Die Vorstandsmitglieder der Veganz Group AG, Möller, Brachmüller, Bredack und Bea (v.l.n.r.), vor der Frankfurter Börse | dpa

Veganz geht an die Börse Vegane Lebensweise in Aktienform

Stand: 10.11.2021 14:43 Uhr

Als erster deutscher veganer Lebensmittelhersteller ist Veganz an die Börse gegangen. Die Kursentwicklung am ersten Handelstag der Aktie enttäuschte die Anleger. Wie sind die Perspektiven der Unternehmens?

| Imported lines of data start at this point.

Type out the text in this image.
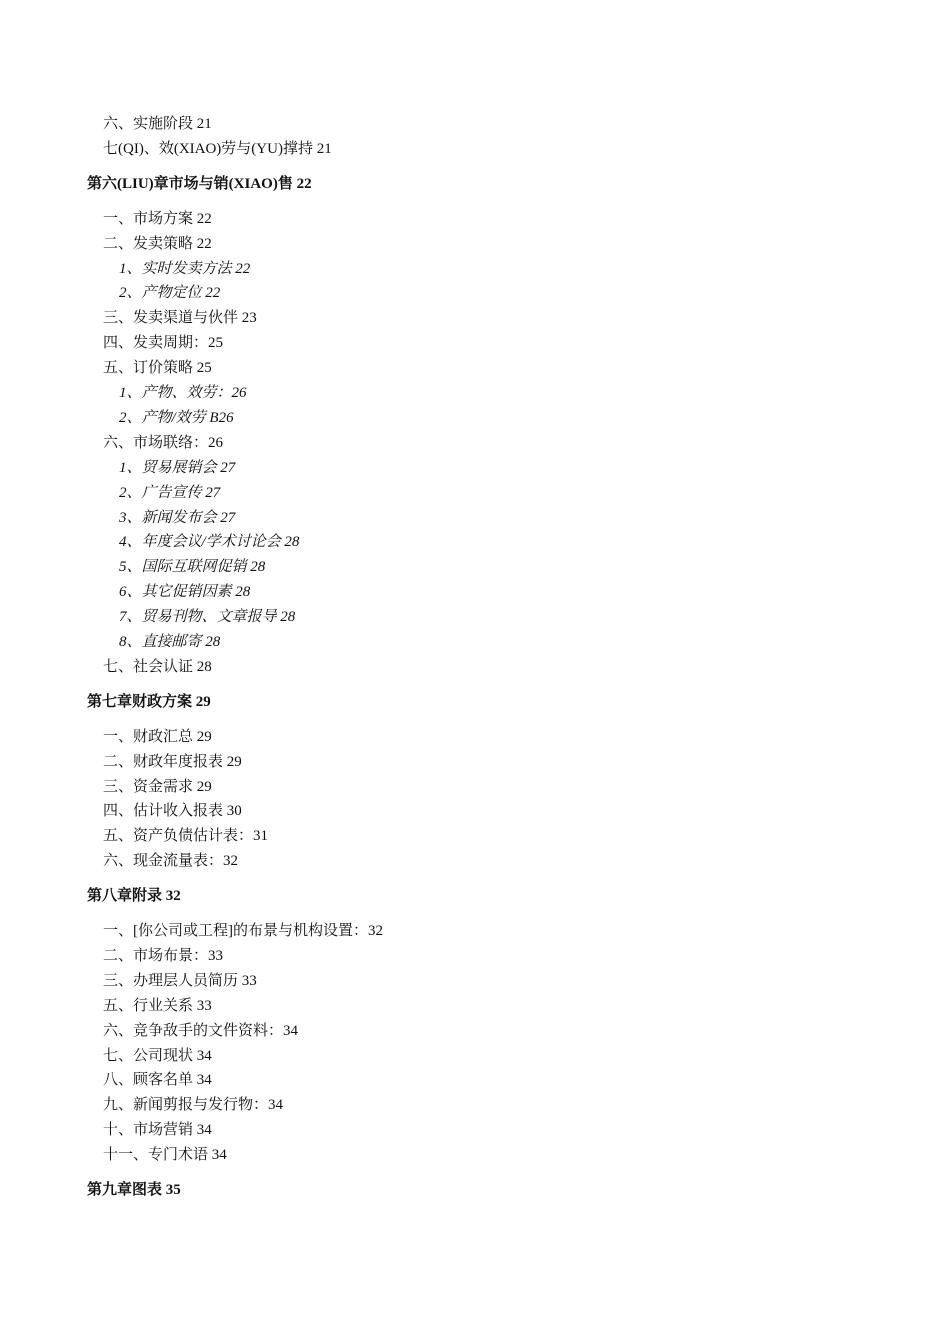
六、实施阶段 21
七(QI)、效(XIAO)劳与(YU)撑持 21
第六(LIU)章市场与销(XIAO)售 22
一、市场方案 22
二、发卖策略 22
1、实时发卖方法 22
2、产物定位 22
三、发卖渠道与伙伴 23
四、发卖周期：25
五、订价策略 25
1、产物、效劳：26
2、产物/效劳 B26
六、市场联络：26
1、贸易展销会 27
2、广告宣传 27
3、新闻发布会 27
4、年度会议/学术讨论会 28
5、国际互联网促销 28
6、其它促销因素 28
7、贸易刊物、文章报导 28
8、直接邮寄 28
七、社会认证 28
第七章财政方案 29
一、财政汇总 29
二、财政年度报表 29
三、资金需求 29
四、估计收入报表 30
五、资产负债估计表：31
六、现金流量表：32
第八章附录 32
一、[你公司或工程]的布景与机构设置：32
二、市场布景：33
三、办理层人员简历 33
五、行业关系 33
六、竞争敌手的文件资料：34
七、公司现状 34
八、顾客名单 34
九、新闻剪报与发行物：34
十、市场营销 34
十一、专门术语 34
第九章图表 35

Von Bianca von der Au, ARD-Börsenstudio

Camembert aus Cashewnüssen oder veganer Lachs aus Algen - das ist das Geschäftsmodell des Berliner Unternehmens Veganz. Die Nachfrage nach veganen Fisch- und Käsealternativen ist groß. Im vergangenen Jahr belief sich der Umsatz von Veganz auf 27 Millionen Euro. Allerdings fuhr das Unternehmen gleichzeitig einen Verlust von fünf Millionen Euro ein.

Der Börsengang soll dem Unternehmen nun frisches Kapital bringen. Veganz-Gründer Jan Bredack will mit den Einnahmen von eine Produktion für veganen Käse, Fisch und Fleisch bei Berlin aufbauen.

"Unsere Vision ist es, möglichst vielen Menschen pflanzliche Ernährung zugänglich zu machen. Und um jetzt das zarte Pflänzchen richtig zum Blühen zu bringen, ist es wichtig, auch aus dem Kapitalmarkt eine gewisse Resonanz zu erfahren", sagt Bredack. Er nennt noch einen zweiten Grund für den Börsengang: Ziel sei, "unseren vielen Fans und Kunden, Kundinnen die Chance" zur Beteiligung zu geben - über den Kauf einer Veganz-Aktie.

Kurs fällt deutlich unter Ausgabepreis

Der erste Kurs der Aktien blieb mit 86,90 Euro leicht unter dem Ausgabepreis von 87 Euro. Im weiteren Handelsverlauf rutschte der Kurs sogar bis auf 82,90 Euro ab.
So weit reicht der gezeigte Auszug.